Cinq ans après sa tonitruante démission et son retrait de la vie politique, Stéphane Gatignon, 53 ans, désormais entrepreneur indépendant dans le conseil, a toujours des idées et un avis bien tranché. De 2001 à 2018, il a été maire (PCF, Europe Écologie - Les Verts puis Parti écologiste) de Sevran, en Seine-Saint-Denis, l’une des communes les plus pauvres du département le plus pauvre et le plus jeune de France. Ces derniers jours, les émeutes y ont fait rage après la mort de Nahel M., 17 ans, tué par un policier à Nanterre (lire l’épisode 1, « Nahel M. : les tremblements de Nanterre secouent les quartiers »). Stéphane Gatignon avait été parmi les premiers édiles de France à claquer la porte, s’estimant lâché par l’État, à bout. Si son geste avait fait du bruit, les raisons profondes de son départ avaient été largement minimisées. Ce banlieusard pur jus avait jalonné ses trois mandats de coups d’éclat en appelant à la légalisation du cannabis avant tout le monde, en demandant l’intervention des Casques bleus dans les cités de Sevran en proie au trafic ou encore en menant une grève de la faim de plusieurs jours en 2012, campé dans une tente plantée au pied de l’Assemblée nationale afin d’obtenir plus de subventions pour les communes les plus démunies. Sur ce point, il avait réussi à tordre le bras de l’État qui les avait fait bénéficier en priorité de la hausse des budgets d’alors. Las, dit-il, « aucune leçon n’a été tirée ». Pour la première fois depuis 2018, cette ancienne figure emblématique des banlieues sort du silence et dresse un sombre portrait du pays et de la crise qu’il traverse. Entre volonté de désarmement de la police, crainte d’une prise de pouvoir de l’extrême droite et analyse de l’isolement des communes de banlieue, Stéphane Gatignon se confie aux Jours.
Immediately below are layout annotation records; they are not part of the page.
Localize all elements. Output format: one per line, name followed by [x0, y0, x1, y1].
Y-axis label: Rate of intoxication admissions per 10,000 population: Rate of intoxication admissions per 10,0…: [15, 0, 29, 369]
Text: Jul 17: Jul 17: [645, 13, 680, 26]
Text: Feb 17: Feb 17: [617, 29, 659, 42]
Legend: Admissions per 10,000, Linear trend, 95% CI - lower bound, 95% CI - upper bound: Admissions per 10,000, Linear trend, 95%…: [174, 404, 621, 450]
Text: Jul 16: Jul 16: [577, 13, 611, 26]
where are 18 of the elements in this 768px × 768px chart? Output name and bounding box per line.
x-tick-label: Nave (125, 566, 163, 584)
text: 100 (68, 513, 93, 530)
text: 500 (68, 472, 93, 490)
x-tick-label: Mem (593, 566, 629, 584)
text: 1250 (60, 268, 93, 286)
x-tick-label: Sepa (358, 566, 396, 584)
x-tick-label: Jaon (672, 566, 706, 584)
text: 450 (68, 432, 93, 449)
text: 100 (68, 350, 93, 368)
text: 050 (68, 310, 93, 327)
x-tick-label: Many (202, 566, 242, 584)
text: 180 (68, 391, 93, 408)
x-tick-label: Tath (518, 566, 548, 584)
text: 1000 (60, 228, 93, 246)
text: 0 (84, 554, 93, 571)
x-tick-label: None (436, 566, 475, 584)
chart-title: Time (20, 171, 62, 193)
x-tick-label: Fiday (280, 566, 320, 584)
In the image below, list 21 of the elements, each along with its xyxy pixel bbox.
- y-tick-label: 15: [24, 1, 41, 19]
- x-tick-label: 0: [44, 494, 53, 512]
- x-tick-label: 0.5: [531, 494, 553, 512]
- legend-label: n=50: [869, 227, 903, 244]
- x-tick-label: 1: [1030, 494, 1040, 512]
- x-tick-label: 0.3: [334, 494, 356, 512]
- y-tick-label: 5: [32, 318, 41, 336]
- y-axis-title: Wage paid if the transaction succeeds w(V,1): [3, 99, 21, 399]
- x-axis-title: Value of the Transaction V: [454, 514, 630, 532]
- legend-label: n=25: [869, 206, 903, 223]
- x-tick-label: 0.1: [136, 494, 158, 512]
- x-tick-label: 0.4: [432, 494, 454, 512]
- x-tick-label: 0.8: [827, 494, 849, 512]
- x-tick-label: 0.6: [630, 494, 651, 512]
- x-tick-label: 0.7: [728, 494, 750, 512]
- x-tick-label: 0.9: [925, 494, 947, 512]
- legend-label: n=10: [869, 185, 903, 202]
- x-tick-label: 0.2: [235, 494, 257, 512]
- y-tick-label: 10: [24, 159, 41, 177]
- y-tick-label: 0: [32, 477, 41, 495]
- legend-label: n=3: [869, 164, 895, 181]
Il y a cinq ans, vous aviez démissionné parce que vous aviez le sentiment que les banlieues étaient délaissées. Rien ne semble avoir changé. Comment en est-on arrivés à la crise actuelle ?
Au-delà du délaissement, la rupture qui existait s’est accrue et le délitement s’est accentué. C’est un fossé marqué par l’absence de connaissance de la banlieue. Les pouvoirs publics n’ont pas écouté les acteurs de terrain et ce que je dénonçais ne s’est pas amélioré. Depuis dix ans, on ne fait qu’opposer les populations entre elles. Les musulmans, les non-musulmans, les croyants, les non-croyants, les jeunes, les vieux… Tout le monde est opposé et se structure dans cette opposition.